À une époque où les chrétiens, adventistes inclus, tracent des lignes dans le sable, divisant ainsi le monde en deux camps – celui des pour « nous » et celui des contre « nous » – à une époque où des murs de séparation sont érigés, Jésus nous appelle à nous souvenir que « qui n’est pas contre nous est pour nous » (Mc 9.40).
L’apôtre Paul rappela aux croyants que dans le royaume de Dieu, il n’y a aucune préférence pour le Juif ou le Grec, l’esclave ou l’homme libre, le maître ou le serf. Il avait compris person- nellement ce principe lorsque Ananias était venu le baptiser – lui, la terreur de l’Église primitive – et avait adressé ces paroles à l’ancien « terroriste » devant lui : « Saul, mon frère » (Ac 9.17).
Le livre des Actes contient deux histoires puissantes qu’il nous faut tous assimiler. Le Saint-Esprit conduisit des dirigeants respectés de l’Église – Ananias (Ac 9.10-17), Pierre, et les dirigeants de l’Église en session (Ac 10 ; 11.1-18) – à comprendre qu’au pied de la croix, il y a une place pour tout le monde. L’Évangile du Christ bouleverse nos instincts naturels et les valeurs de la société sécularisée.
L’élimination du tribalisme toxique de notre communauté de foi commence par l’introspection – c’est-à-dire sonder notre cœur pour découvrir comment nous avons épousé ou promu le tribalisme, et demander le don de la repentance.
Ensuite, nous devons nous agenouiller, le cœur contrit, devant le Seigneur, et lui demander de nous donner un cœur nouveau ainsi qu’un esprit nouveau pour réparer les torts que nous avons causés involontairement.
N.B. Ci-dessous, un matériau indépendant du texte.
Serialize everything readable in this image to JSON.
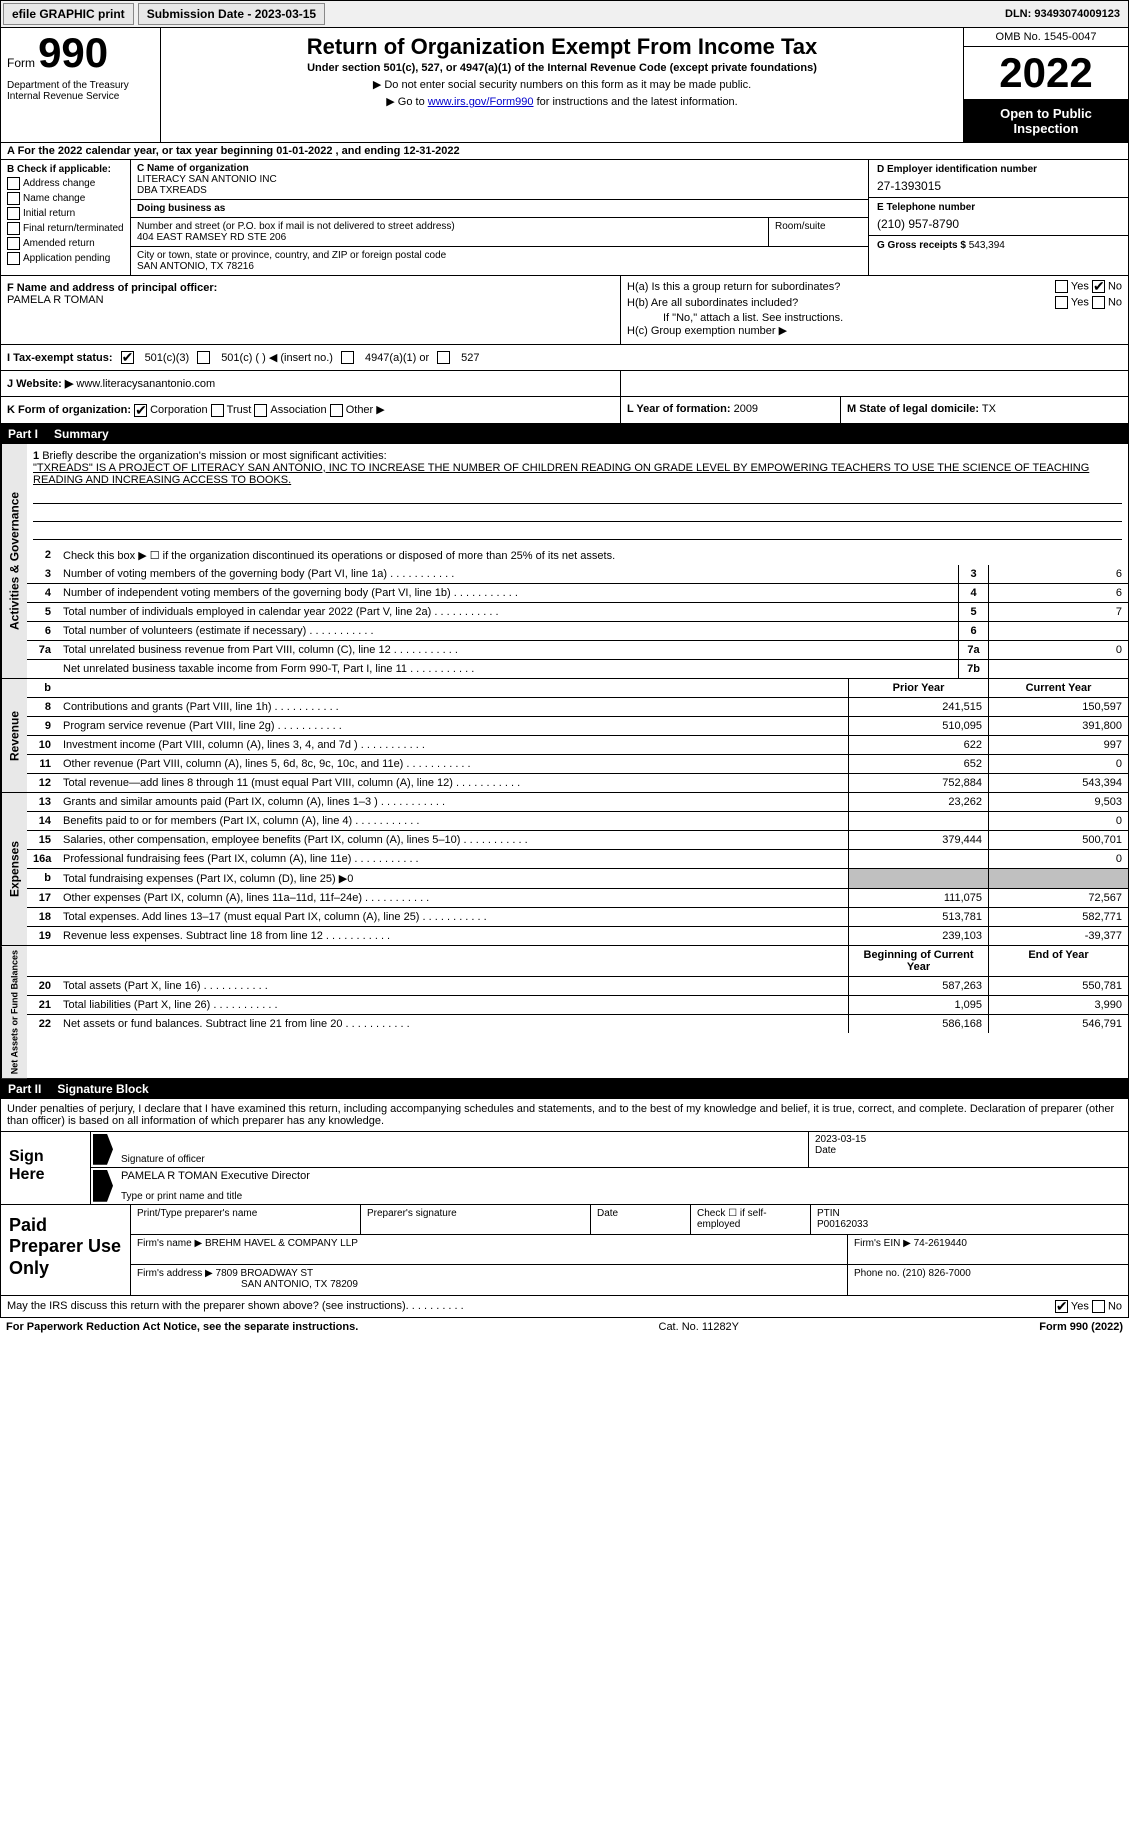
{
  "topbar": {
    "efile": "efile GRAPHIC print",
    "submission_label": "Submission Date - 2023-03-15",
    "dln": "DLN: 93493074009123"
  },
  "header": {
    "form_word": "Form",
    "form_num": "990",
    "dept": "Department of the Treasury\nInternal Revenue Service",
    "title": "Return of Organization Exempt From Income Tax",
    "sub": "Under section 501(c), 527, or 4947(a)(1) of the Internal Revenue Code (except private foundations)",
    "note1": "▶ Do not enter social security numbers on this form as it may be made public.",
    "note2_pre": "▶ Go to ",
    "note2_link": "www.irs.gov/Form990",
    "note2_post": " for instructions and the latest information.",
    "omb": "OMB No. 1545-0047",
    "year": "2022",
    "open": "Open to Public Inspection"
  },
  "row_a": "A For the 2022 calendar year, or tax year beginning 01-01-2022    , and ending 12-31-2022",
  "col_b": {
    "hdr": "B Check if applicable:",
    "opts": [
      "Address change",
      "Name change",
      "Initial return",
      "Final return/terminated",
      "Amended return",
      "Application pending"
    ]
  },
  "col_c": {
    "name_lbl": "C Name of organization",
    "name1": "LITERACY SAN ANTONIO INC",
    "name2": "DBA TXREADS",
    "dba_lbl": "Doing business as",
    "street_lbl": "Number and street (or P.O. box if mail is not delivered to street address)",
    "street": "404 EAST RAMSEY RD STE 206",
    "room_lbl": "Room/suite",
    "city_lbl": "City or town, state or province, country, and ZIP or foreign postal code",
    "city": "SAN ANTONIO, TX  78216"
  },
  "col_d": {
    "ein_lbl": "D Employer identification number",
    "ein": "27-1393015",
    "phone_lbl": "E Telephone number",
    "phone": "(210) 957-8790",
    "gross_lbl": "G Gross receipts $",
    "gross": "543,394"
  },
  "col_f": {
    "lbl": "F Name and address of principal officer:",
    "name": "PAMELA R TOMAN"
  },
  "col_h": {
    "ha": "H(a)  Is this a group return for subordinates?",
    "hb": "H(b)  Are all subordinates included?",
    "hb_note": "If \"No,\" attach a list. See instructions.",
    "hc": "H(c)  Group exemption number ▶",
    "yes": "Yes",
    "no": "No"
  },
  "sec_i": {
    "lbl": "I    Tax-exempt status:",
    "o1": "501(c)(3)",
    "o2": "501(c) (   ) ◀ (insert no.)",
    "o3": "4947(a)(1) or",
    "o4": "527"
  },
  "sec_j": {
    "lbl": "J   Website: ▶",
    "val": "www.literacysanantonio.com"
  },
  "sec_k": {
    "lbl": "K Form of organization:",
    "o1": "Corporation",
    "o2": "Trust",
    "o3": "Association",
    "o4": "Other ▶",
    "l_lbl": "L Year of formation:",
    "l_val": "2009",
    "m_lbl": "M State of legal domicile:",
    "m_val": "TX"
  },
  "part1": {
    "pt": "Part I",
    "title": "Summary"
  },
  "mission": {
    "num": "1",
    "lbl": "Briefly describe the organization's mission or most significant activities:",
    "text": "\"TXREADS\" IS A PROJECT OF LITERACY SAN ANTONIO, INC TO INCREASE THE NUMBER OF CHILDREN READING ON GRADE LEVEL BY EMPOWERING TEACHERS TO USE THE SCIENCE OF TEACHING READING AND INCREASING ACCESS TO BOOKS."
  },
  "gov_rows": [
    {
      "n": "2",
      "d": "Check this box ▶ ☐  if the organization discontinued its operations or disposed of more than 25% of its net assets."
    },
    {
      "n": "3",
      "d": "Number of voting members of the governing body (Part VI, line 1a)",
      "box": "3",
      "v": "6"
    },
    {
      "n": "4",
      "d": "Number of independent voting members of the governing body (Part VI, line 1b)",
      "box": "4",
      "v": "6"
    },
    {
      "n": "5",
      "d": "Total number of individuals employed in calendar year 2022 (Part V, line 2a)",
      "box": "5",
      "v": "7"
    },
    {
      "n": "6",
      "d": "Total number of volunteers (estimate if necessary)",
      "box": "6",
      "v": ""
    },
    {
      "n": "7a",
      "d": "Total unrelated business revenue from Part VIII, column (C), line 12",
      "box": "7a",
      "v": "0"
    },
    {
      "n": "",
      "d": "Net unrelated business taxable income from Form 990-T, Part I, line 11",
      "box": "7b",
      "v": ""
    }
  ],
  "py_cy_hdr": {
    "py": "Prior Year",
    "cy": "Current Year"
  },
  "rev_rows": [
    {
      "n": "8",
      "d": "Contributions and grants (Part VIII, line 1h)",
      "py": "241,515",
      "cy": "150,597"
    },
    {
      "n": "9",
      "d": "Program service revenue (Part VIII, line 2g)",
      "py": "510,095",
      "cy": "391,800"
    },
    {
      "n": "10",
      "d": "Investment income (Part VIII, column (A), lines 3, 4, and 7d )",
      "py": "622",
      "cy": "997"
    },
    {
      "n": "11",
      "d": "Other revenue (Part VIII, column (A), lines 5, 6d, 8c, 9c, 10c, and 11e)",
      "py": "652",
      "cy": "0"
    },
    {
      "n": "12",
      "d": "Total revenue—add lines 8 through 11 (must equal Part VIII, column (A), line 12)",
      "py": "752,884",
      "cy": "543,394"
    }
  ],
  "exp_rows": [
    {
      "n": "13",
      "d": "Grants and similar amounts paid (Part IX, column (A), lines 1–3 )",
      "py": "23,262",
      "cy": "9,503"
    },
    {
      "n": "14",
      "d": "Benefits paid to or for members (Part IX, column (A), line 4)",
      "py": "",
      "cy": "0"
    },
    {
      "n": "15",
      "d": "Salaries, other compensation, employee benefits (Part IX, column (A), lines 5–10)",
      "py": "379,444",
      "cy": "500,701"
    },
    {
      "n": "16a",
      "d": "Professional fundraising fees (Part IX, column (A), line 11e)",
      "py": "",
      "cy": "0"
    },
    {
      "n": "b",
      "d": "Total fundraising expenses (Part IX, column (D), line 25) ▶0",
      "shade": true
    },
    {
      "n": "17",
      "d": "Other expenses (Part IX, column (A), lines 11a–11d, 11f–24e)",
      "py": "111,075",
      "cy": "72,567"
    },
    {
      "n": "18",
      "d": "Total expenses. Add lines 13–17 (must equal Part IX, column (A), line 25)",
      "py": "513,781",
      "cy": "582,771"
    },
    {
      "n": "19",
      "d": "Revenue less expenses. Subtract line 18 from line 12",
      "py": "239,103",
      "cy": "-39,377"
    }
  ],
  "na_hdr": {
    "py": "Beginning of Current Year",
    "cy": "End of Year"
  },
  "na_rows": [
    {
      "n": "20",
      "d": "Total assets (Part X, line 16)",
      "py": "587,263",
      "cy": "550,781"
    },
    {
      "n": "21",
      "d": "Total liabilities (Part X, line 26)",
      "py": "1,095",
      "cy": "3,990"
    },
    {
      "n": "22",
      "d": "Net assets or fund balances. Subtract line 21 from line 20",
      "py": "586,168",
      "cy": "546,791"
    }
  ],
  "part2": {
    "pt": "Part II",
    "title": "Signature Block"
  },
  "sig_intro": "Under penalties of perjury, I declare that I have examined this return, including accompanying schedules and statements, and to the best of my knowledge and belief, it is true, correct, and complete. Declaration of preparer (other than officer) is based on all information of which preparer has any knowledge.",
  "sign": {
    "left": "Sign Here",
    "sig_lbl": "Signature of officer",
    "date_lbl": "Date",
    "date_val": "2023-03-15",
    "name": "PAMELA R TOMAN  Executive Director",
    "name_lbl": "Type or print name and title"
  },
  "prep": {
    "left": "Paid Preparer Use Only",
    "r1_c1": "Print/Type preparer's name",
    "r1_c2": "Preparer's signature",
    "r1_c3": "Date",
    "r1_c4_lbl": "Check ☐ if self-employed",
    "r1_c5_lbl": "PTIN",
    "r1_c5": "P00162033",
    "r2_lbl": "Firm's name    ▶",
    "r2_val": "BREHM HAVEL & COMPANY LLP",
    "r2_ein_lbl": "Firm's EIN ▶",
    "r2_ein": "74-2619440",
    "r3_lbl": "Firm's address ▶",
    "r3_val": "7809 BROADWAY ST",
    "r3_val2": "SAN ANTONIO, TX  78209",
    "r3_ph_lbl": "Phone no.",
    "r3_ph": "(210) 826-7000"
  },
  "discuss": {
    "q": "May the IRS discuss this return with the preparer shown above? (see instructions)",
    "yes": "Yes",
    "no": "No"
  },
  "footer": {
    "left": "For Paperwork Reduction Act Notice, see the separate instructions.",
    "mid": "Cat. No. 11282Y",
    "right": "Form 990 (2022)"
  },
  "side_labels": {
    "gov": "Activities & Governance",
    "rev": "Revenue",
    "exp": "Expenses",
    "na": "Net Assets or Fund Balances"
  }
}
Nous devons sortir des murs de nos groupes tribaux pour être en Christ.
Enfin, nous devons « démolir les murs » et en faire notre mission alors que nous prêchons et pratiquons les principes du Christ, lesquels vont résolument à contre-courant de la culture. Invitons tous nos semblables à troquer leurs murs humains « tribaux » contre la fraternité universelle de Christ. Tandis que nous renonçons à notre amour-propre, à notre exclusivisme, à notre supériorité, et à nos identités tribales, nous nous joindrons à cette communauté eschatologique, sans murs, venant de toute tribu, de toute langue, de toute nation, et de tout peuple sur la mer de verre pour chanter les louanges de Dieu.
Alors que le monde s’enfonce davantage dans les ténèbres et devient, jour après jour, de plus en plus polarisé, l’heure est venue pour l’Église de démontrer au monde à quoi l’ecclesia de Christ, la vraie communauté, ressemble vraiment – une communauté sans murs, sans classes, et cependant, inestimable aux yeux de Dieu.
Kelvin Onongha, titulaire d’un doctorat, est professeur adjoint des missions à l’Université adventiste de l’Afrique, située à Nairobi, au Kenya.